In mid 1978, as the Iranian Revolution began to simmer, the prince gave permission to the Israel Nature Authority to acquire two pairs of fallow deer. But on his arrival in Tehran, General Yoffe suffered a heart attack and was evacuated to Israel. Before he left, he passed his mission to General Itzhik Segev, the Israeli military attache in Iran.
The Iranian Revolution became stronger, and it became obvious the Shah’s regime was about to fall. Yoffe knew that when the Shah fell, he would no longer be able to obtain his deer. So he sent Mike Van Grevenbroek, a Dutch zoologist working in Israel, to Iran to get them.
Van Grevenbroek arrived in Tehran at the end of November carrying a cane with a blow gun hidden inside it. He drove to a game preserve on the Caspian Sea, about ten hours from the city, and spent five days tracking down four deer. Using the blow gun, he shot them with sedative and brought them back to Tehran in crates a week later. The deer stayed in the embassy courtyard until it was time to leave the country.

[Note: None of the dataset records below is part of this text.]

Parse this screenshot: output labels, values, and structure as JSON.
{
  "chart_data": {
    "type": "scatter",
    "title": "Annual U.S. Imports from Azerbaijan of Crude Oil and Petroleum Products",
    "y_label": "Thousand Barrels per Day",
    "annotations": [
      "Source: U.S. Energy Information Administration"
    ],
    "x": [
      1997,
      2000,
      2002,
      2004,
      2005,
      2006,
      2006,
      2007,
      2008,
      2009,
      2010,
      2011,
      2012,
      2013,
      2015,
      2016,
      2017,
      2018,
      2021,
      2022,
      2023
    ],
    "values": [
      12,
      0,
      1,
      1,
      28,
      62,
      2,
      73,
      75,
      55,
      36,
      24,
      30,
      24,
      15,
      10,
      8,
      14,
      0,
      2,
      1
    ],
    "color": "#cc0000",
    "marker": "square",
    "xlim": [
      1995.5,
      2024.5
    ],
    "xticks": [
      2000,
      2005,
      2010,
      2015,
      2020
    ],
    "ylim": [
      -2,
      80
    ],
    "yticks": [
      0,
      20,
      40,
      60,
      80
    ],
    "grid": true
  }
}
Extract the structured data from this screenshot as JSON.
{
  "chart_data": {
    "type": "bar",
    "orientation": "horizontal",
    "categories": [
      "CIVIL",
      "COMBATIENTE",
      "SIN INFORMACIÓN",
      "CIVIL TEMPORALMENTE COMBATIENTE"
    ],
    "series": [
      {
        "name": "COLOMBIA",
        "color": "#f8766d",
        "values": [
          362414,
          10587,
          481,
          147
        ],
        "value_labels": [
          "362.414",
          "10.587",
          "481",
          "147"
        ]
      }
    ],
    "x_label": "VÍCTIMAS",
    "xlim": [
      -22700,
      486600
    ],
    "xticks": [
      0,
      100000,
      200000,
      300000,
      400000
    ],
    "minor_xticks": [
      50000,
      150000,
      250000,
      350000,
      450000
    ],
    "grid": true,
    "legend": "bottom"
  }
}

While Van Grevenbroek was off hunting, Segev tried to get export licenses for the animals. By now the prince had fled. Segev was told to go to the senior veterinarian, Tehran zoo director Erwin Mueller. Mueller did not like Israel, and at first refused to issue the necessary license. Then he relented, on condition that the Israelis also rescue the Shah’s pet cheetah and leopard, who had been brought to the zoo from the palace for safekeeping.
At this time, with the situation worsening every day, the Israeli embassy was busy trying to evacuate 1700 Israelis and Iranian Jews, and as much of their belongings as they could fit in the El Al planes. Segev felt he had no choice, and agreed to take the wild cats. But when he arrived at the zoo, he found he was too late. The angry mob had already invaded and killed the Shah’s pets.
On December 8, 1978, the four fallow deer were put back in their crates and loaded into the cargo hold of what turned out to be the last El Al flight from Tehran to Israel. They were met at the Tel Aviv airport by General Yoffe. Van Grevenbroek reported the General had tears in eyes when he saw the deer.
The deer were taken to the Hai Bar nature reserve. Along with several Persian fallow deer acquired from European zoos, they became the progenitors of a population of about 150 animals. In 1996, the Biblical Zoo established a captive breeding program, which has also been very successful.
It is estimated that today about 150 Persian fallow deer remain in the wild in Iran. In Israel about two hundred of them live in the Hai Bar reserve. Additionally, more than forty deer have been released into the wild in the Judean mountains around Jerusalem, where they seem to be thriving. They have been sighted as far away as Tzur Hadassah and Ramat Raziel, twenty kilometers away.
And of course in Jerusalem, at the zoo. I tried to explain to the grandchildren the difference between Bambi and the fallow deer. Bambi, a white-tailed deer, had spots when he was little, and when he grew up his coat was all brown; these deer are all brown when they are little, but have spots when they are grown up. On our next zoo trip, the children ran to where they could see the deer, and excitedly pointed them out. “Look! Bambi!”
Obviously, Disney is more authoritative than Savta.